日本にも金融機関や人々を手玉にとった大規模詐欺事件はあるけれども、こんな風に映画になるのはなかなか難しいのかもしれない。

やられた企業から横槍があるからだ。

「金融腐蝕列島」という映画はあったが、当時のこのモデルになった銀行の知り合いにちょっと聞いたら、何も教えてくれなかった。かん口令があるよつだった。

それと映画になるためには、主人公に、どこか華麗さとかカッコよさが必要なのだと思うが、かなり昔に起きた、日本興業銀行を手玉にとった尾上縫事件は、宮沢りえちゃんあたりが主役だったりしてらどうかと思ったりもする。あの、信用金庫の事件の主人公は悪くなかったが、この事件のようにもっと大規模なのはダメなのだろうか。

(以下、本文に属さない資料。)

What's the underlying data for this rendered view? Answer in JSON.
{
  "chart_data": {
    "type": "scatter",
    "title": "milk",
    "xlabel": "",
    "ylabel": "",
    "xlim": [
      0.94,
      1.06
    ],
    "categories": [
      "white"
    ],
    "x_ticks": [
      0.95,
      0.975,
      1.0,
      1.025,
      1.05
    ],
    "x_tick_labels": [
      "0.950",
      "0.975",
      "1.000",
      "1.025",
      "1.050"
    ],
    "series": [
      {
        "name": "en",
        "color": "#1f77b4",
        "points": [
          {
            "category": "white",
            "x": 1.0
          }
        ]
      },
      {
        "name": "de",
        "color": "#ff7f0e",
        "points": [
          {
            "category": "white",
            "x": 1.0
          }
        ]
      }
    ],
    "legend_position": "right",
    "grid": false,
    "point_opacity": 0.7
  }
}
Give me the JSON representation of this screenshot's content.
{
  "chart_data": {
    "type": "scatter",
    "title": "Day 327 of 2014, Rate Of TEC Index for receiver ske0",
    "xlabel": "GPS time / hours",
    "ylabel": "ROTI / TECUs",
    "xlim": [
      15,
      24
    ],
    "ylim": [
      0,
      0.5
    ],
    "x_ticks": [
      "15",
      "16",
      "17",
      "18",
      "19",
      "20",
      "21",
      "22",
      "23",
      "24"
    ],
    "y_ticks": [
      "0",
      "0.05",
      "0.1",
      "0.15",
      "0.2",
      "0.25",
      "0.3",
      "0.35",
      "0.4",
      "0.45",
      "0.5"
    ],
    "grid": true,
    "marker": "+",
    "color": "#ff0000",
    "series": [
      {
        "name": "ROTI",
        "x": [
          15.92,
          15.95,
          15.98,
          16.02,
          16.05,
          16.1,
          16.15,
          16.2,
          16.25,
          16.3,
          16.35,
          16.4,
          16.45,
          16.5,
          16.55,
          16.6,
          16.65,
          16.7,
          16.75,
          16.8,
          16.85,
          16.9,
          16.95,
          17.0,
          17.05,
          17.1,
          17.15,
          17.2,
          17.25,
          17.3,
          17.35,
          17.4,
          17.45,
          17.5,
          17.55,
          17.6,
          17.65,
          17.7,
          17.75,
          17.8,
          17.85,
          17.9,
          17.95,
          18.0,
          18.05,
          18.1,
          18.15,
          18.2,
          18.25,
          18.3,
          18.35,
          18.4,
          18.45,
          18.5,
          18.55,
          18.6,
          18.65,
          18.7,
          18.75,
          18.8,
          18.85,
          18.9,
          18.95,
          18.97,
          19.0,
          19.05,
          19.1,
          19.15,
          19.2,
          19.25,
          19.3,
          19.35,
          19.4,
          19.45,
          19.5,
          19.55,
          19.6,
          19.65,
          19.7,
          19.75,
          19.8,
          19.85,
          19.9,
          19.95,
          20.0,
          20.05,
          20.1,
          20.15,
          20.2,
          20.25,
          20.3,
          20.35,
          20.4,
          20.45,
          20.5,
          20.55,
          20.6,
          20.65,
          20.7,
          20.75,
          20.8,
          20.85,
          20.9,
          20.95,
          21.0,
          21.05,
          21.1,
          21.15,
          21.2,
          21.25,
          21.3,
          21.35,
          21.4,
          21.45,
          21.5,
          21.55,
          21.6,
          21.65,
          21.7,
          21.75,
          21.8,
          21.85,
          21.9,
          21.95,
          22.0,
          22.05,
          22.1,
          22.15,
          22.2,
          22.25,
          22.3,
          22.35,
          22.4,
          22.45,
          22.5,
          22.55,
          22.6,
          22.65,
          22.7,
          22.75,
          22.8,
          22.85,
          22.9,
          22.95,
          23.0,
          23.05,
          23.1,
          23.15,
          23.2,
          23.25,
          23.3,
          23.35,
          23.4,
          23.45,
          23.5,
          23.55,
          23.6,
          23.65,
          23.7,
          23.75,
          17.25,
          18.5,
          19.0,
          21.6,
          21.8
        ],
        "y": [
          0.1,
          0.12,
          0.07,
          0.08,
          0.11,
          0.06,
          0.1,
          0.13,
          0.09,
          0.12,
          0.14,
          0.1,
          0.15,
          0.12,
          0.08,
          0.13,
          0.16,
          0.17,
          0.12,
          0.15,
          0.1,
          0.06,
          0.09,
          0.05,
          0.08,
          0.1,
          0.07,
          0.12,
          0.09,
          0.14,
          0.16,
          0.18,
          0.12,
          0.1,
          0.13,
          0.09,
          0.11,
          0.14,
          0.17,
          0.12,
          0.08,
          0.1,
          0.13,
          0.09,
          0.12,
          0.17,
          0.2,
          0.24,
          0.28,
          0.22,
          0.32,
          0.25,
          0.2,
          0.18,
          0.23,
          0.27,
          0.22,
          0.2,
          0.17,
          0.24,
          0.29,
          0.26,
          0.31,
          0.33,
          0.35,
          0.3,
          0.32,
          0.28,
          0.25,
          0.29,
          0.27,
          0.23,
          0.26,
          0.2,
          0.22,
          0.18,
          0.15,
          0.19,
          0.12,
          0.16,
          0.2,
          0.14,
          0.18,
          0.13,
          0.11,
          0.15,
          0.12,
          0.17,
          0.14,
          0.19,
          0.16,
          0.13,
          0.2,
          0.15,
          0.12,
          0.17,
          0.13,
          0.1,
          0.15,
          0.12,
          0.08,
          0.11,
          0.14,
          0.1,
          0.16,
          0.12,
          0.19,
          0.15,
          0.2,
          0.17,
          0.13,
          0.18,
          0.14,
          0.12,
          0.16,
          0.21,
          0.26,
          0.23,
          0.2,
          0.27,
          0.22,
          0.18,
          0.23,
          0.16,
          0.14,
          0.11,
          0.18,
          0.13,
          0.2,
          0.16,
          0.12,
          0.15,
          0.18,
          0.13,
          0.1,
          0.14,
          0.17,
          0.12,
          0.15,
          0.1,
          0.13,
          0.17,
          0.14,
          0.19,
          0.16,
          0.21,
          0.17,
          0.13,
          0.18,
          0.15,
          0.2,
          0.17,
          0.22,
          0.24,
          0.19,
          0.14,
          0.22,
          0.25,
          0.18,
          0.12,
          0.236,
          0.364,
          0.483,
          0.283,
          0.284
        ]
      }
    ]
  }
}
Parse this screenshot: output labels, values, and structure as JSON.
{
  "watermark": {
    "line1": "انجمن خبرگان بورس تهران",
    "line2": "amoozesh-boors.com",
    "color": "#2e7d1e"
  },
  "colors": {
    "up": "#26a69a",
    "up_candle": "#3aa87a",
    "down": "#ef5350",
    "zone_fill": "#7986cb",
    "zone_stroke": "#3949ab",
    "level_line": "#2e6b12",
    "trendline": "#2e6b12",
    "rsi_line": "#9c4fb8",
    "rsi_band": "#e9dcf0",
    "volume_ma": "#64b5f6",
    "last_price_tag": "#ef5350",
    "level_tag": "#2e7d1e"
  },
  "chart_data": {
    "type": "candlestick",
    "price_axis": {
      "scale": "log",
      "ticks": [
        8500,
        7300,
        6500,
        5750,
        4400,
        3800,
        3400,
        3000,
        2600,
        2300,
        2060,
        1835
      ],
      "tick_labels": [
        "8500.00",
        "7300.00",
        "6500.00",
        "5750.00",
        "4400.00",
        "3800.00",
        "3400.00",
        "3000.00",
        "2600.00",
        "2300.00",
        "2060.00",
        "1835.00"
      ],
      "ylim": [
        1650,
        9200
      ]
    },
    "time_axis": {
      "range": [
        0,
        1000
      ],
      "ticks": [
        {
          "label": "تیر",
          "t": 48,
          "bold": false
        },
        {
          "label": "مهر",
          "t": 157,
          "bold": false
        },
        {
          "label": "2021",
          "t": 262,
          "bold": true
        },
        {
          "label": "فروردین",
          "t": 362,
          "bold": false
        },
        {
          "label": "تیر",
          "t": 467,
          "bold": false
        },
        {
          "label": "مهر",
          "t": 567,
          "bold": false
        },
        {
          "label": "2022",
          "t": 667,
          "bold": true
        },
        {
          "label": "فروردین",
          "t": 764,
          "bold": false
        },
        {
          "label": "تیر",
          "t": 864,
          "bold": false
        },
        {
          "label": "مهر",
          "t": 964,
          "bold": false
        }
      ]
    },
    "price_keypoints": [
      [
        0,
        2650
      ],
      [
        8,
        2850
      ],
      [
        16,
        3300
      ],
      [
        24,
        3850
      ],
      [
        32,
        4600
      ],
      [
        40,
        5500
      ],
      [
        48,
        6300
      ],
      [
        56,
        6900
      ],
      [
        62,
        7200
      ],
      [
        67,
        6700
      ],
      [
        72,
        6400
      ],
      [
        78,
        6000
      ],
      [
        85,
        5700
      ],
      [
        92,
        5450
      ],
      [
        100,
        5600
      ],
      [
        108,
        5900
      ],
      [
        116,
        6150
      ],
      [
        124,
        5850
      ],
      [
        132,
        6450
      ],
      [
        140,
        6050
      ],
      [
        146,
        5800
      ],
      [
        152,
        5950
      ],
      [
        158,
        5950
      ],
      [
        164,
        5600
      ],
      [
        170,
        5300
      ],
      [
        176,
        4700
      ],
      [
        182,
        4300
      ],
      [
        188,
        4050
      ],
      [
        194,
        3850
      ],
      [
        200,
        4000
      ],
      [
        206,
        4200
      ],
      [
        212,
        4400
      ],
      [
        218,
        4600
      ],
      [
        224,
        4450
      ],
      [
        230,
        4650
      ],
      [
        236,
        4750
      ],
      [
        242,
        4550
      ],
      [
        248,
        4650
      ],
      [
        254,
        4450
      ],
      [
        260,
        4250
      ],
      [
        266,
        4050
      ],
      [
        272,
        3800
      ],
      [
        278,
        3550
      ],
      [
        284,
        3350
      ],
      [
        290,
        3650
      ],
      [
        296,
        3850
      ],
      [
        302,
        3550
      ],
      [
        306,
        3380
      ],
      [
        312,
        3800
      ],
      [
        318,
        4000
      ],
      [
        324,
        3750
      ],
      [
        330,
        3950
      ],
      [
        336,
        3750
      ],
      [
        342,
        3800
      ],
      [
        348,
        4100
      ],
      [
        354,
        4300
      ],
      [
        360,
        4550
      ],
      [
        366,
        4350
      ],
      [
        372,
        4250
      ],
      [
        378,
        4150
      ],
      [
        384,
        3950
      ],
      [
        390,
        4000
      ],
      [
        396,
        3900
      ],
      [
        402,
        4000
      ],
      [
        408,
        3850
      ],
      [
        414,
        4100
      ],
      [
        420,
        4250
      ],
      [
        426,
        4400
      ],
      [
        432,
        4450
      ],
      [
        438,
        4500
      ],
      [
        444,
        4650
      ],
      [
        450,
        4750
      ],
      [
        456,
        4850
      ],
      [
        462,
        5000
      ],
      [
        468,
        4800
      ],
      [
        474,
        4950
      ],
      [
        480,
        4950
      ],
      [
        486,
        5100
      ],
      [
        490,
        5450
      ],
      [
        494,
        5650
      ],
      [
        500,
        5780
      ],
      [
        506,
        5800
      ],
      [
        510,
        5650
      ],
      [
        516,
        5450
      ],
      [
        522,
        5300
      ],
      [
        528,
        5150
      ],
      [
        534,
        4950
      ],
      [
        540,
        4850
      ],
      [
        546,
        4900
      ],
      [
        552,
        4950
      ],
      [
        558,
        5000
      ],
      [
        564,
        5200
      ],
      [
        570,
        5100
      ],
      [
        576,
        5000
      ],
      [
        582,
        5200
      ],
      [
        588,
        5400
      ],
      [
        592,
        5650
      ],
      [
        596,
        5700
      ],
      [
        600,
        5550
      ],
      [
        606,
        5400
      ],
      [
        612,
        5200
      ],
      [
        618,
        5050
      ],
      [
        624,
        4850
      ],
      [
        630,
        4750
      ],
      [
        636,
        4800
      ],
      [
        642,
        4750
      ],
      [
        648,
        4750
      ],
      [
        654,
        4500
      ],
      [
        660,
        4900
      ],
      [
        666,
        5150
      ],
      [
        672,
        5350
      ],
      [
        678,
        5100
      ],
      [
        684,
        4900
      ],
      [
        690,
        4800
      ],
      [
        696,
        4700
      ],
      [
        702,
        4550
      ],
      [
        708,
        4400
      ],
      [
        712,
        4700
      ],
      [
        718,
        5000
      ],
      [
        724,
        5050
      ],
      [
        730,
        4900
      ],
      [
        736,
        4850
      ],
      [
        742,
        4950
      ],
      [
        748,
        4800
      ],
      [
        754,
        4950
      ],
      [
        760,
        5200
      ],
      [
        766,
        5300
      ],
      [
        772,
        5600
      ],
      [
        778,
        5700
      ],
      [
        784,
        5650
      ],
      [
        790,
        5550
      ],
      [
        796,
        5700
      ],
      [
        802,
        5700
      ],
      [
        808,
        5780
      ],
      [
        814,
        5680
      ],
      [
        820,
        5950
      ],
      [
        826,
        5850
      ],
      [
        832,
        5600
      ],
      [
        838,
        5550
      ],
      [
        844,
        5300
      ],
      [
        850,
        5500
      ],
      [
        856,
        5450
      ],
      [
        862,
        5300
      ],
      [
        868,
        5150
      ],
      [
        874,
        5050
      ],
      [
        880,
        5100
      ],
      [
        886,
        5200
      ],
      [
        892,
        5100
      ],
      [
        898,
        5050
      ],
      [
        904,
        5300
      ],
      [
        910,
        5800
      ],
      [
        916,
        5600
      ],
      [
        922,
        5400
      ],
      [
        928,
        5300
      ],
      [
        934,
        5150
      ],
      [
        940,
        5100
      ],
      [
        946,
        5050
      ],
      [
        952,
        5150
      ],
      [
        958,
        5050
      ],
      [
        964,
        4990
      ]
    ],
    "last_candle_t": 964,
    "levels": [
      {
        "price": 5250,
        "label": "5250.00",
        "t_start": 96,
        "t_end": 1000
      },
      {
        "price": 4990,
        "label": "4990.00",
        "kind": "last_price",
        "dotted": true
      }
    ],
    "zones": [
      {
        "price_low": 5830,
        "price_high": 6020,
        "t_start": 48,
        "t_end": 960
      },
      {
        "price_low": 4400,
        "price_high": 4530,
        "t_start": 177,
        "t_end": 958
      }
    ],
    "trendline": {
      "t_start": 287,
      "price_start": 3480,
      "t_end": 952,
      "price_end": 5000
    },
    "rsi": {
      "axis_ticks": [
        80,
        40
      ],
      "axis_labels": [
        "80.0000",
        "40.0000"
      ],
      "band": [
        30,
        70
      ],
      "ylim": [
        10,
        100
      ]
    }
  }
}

アメリカでは、円に換算して4兆円もの詐欺事件となった、マドフの事件が10年以上前にあったが、マドフは終身刑が何個も積み重なって一生刑務所のはずだけれども、巧妙な仕掛けでファンドの運用成績をちょっとずつ誤魔化したというのは、胃がかなり痛くなるだろうと思ったし、これはせめてドキュメンタリー映画にして欲しいと思ったりする。

今でも、相場操縦や利益の付け替えの事件は結構起きる。
インサイダーもそうだ。
先般の、SMBC日興証券の相場操縦事件は、またかという印象だった。

この「薔薇のスタビスキー」のように債券を同じ券面の番号で二回発行するなんて、今では大胆過ぎて考える人はいないと思うが、本当にコメント出来ないほど無茶苦茶な時代があったのだと思う。